Villeneuve liefert keine Antworten, sondern überlässt es bei diesem kafkaesken Alptraum, der nicht zuletzt durch Musik, die an Bernard Herrmanns Soundtracks für die Filme Hitchcocks erinnert, Sogwirkung entwickelt, dem Zuschauer das Gesehene zu interpretieren.

Leichter zugänglich ist zwangsläufig Villeneuves erste Hollywood-Produktion "Prisoners" (2013). Geradlinig und langsam, aber ungemein konzentriert erzählt er in diesem Thrillerdrama vom rechtschaffenen Kleinbürger Keller Dover (Hugh Jackman), dessen Welt durch die Entführung seiner Tochter aus den Fugen gerät. Als ein Verdächtiger von der Polizei aus Mangel an Beweisen bald wieder frei gelassen wird, nimmt Dover die Sache selbst in die Hand.

Gefangen sind in dem von Kameramann Roger Deakins in eine kalte Winterlandschaft eingebetteten Film nicht nur das Mädchen und bald auch der Verdächtige, sondern alle Figuren. Nicht frei agieren können hier die Menschen, sondern werden getrieben von ihrer Verzweiflung und Wut, sind gebunden durch die Regeln des Polizeiapparats, beeinflusst von ihrer Vergangenheit und schweren Schicksalsschlägen. Tiefgläubig mag Dover sein, doch das bewahrt ihn nicht davor, dass die Entführung seiner Tochter den Dämon in ihm entfesselt.

Hier gibt es keine Schwarzweißmalerei, sondern ambivalent bleiben in dem auch in den Nebenrollen hervorragend besetzten Film alle Charaktere und zunehmend verschwimmen die Grenzen zwischen Opfer und Täter. Durchaus auch als Kommentar zum "War on Terror" der USA nach dem 11. September 2001 kann "Prisoners" dabei gelesen werden und fragt bohrend, wie man nach so einer Grenzüberschreitung weiterleben kann, zumal wenn sich die Gefolterten als Unschuldige erweisen.

Ambivalent moralische Fragen diskutiert Villeneuve auch in seinem Drogenthriller "Sicario" (2015), in dem eine junge FBI-Agentin (Emily Blunt) für eine Spezialeinheit rekrutiert wird, um Jagd auf den Boss eines mexikanischen Drogenkartells zu machen.

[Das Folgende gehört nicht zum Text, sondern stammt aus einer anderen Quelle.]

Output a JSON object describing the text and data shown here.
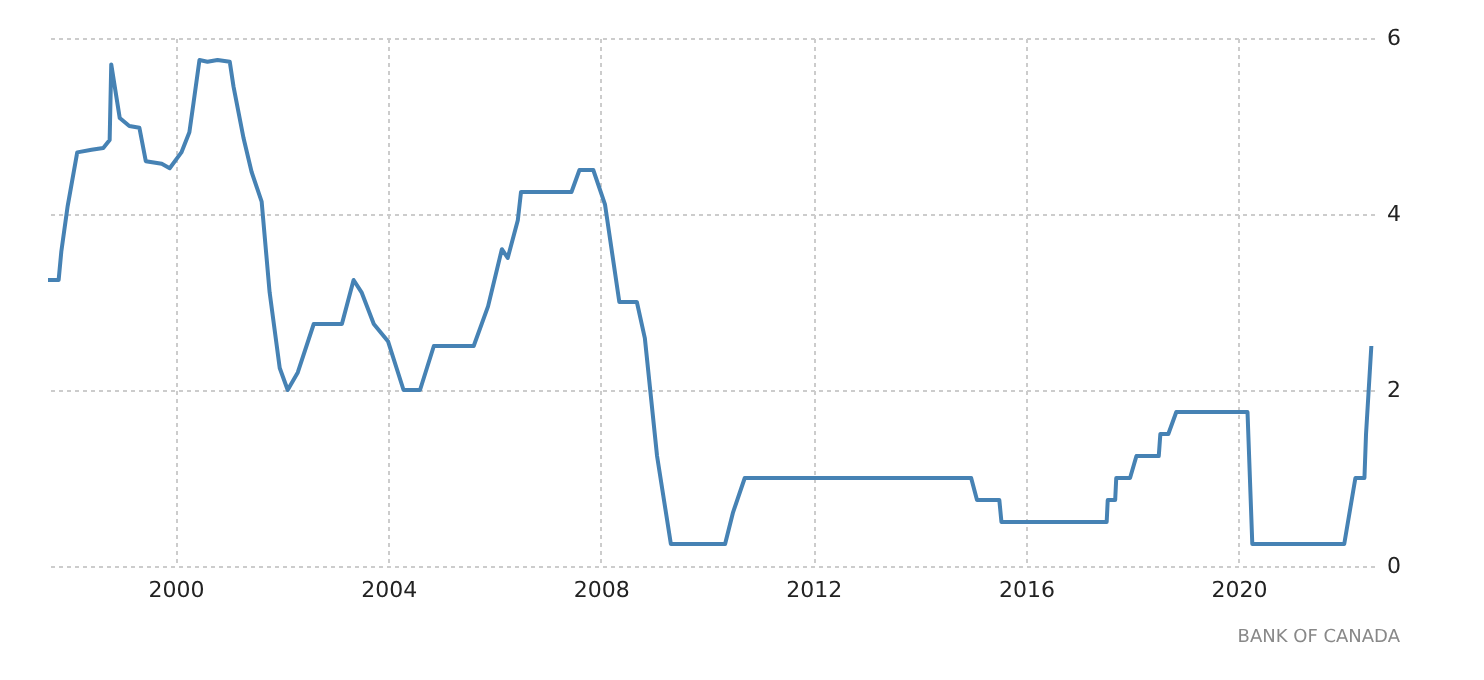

Brillant vermisst die Kamera von Roger Deakins immer wieder in Luftaufnahmen die Grenzregion zwischen Arizona und Mexiko, die Wüstenlandschaften des Südwestens ebenso wie die mexikanischen Städte und den mächtigen Grenzzaun. Wo freilich geographisch die Grenzen klar gezogen sind, da verschwimmen die moralischen zunehmend. Denn auch die amerikanischen Behörden überschreiten hier ohne mit der Wimper zu zucken die Grenzen der Legalität und agieren nicht weniger brutal als die Kartelle.

Im nüchtern-schonungslosen Blick überlässt es Villeneuve freilich jedem Zuschauer selbst die Frage zu beantworten, welche Mittel in diesem Drogenkrieg, in dem mit Recht und Gerechtigkeit nichts mehr zu erreichen ist, zulässig sind. Es ist auch diese Offenheit, die diesen hochspannenden Thriller über das Ende hinaus nachwirken lässt – und die gespannt auf die kommenden Filme Villeneuves warten lässt.

Trailer zu "Incendies - Die Frau, die singt"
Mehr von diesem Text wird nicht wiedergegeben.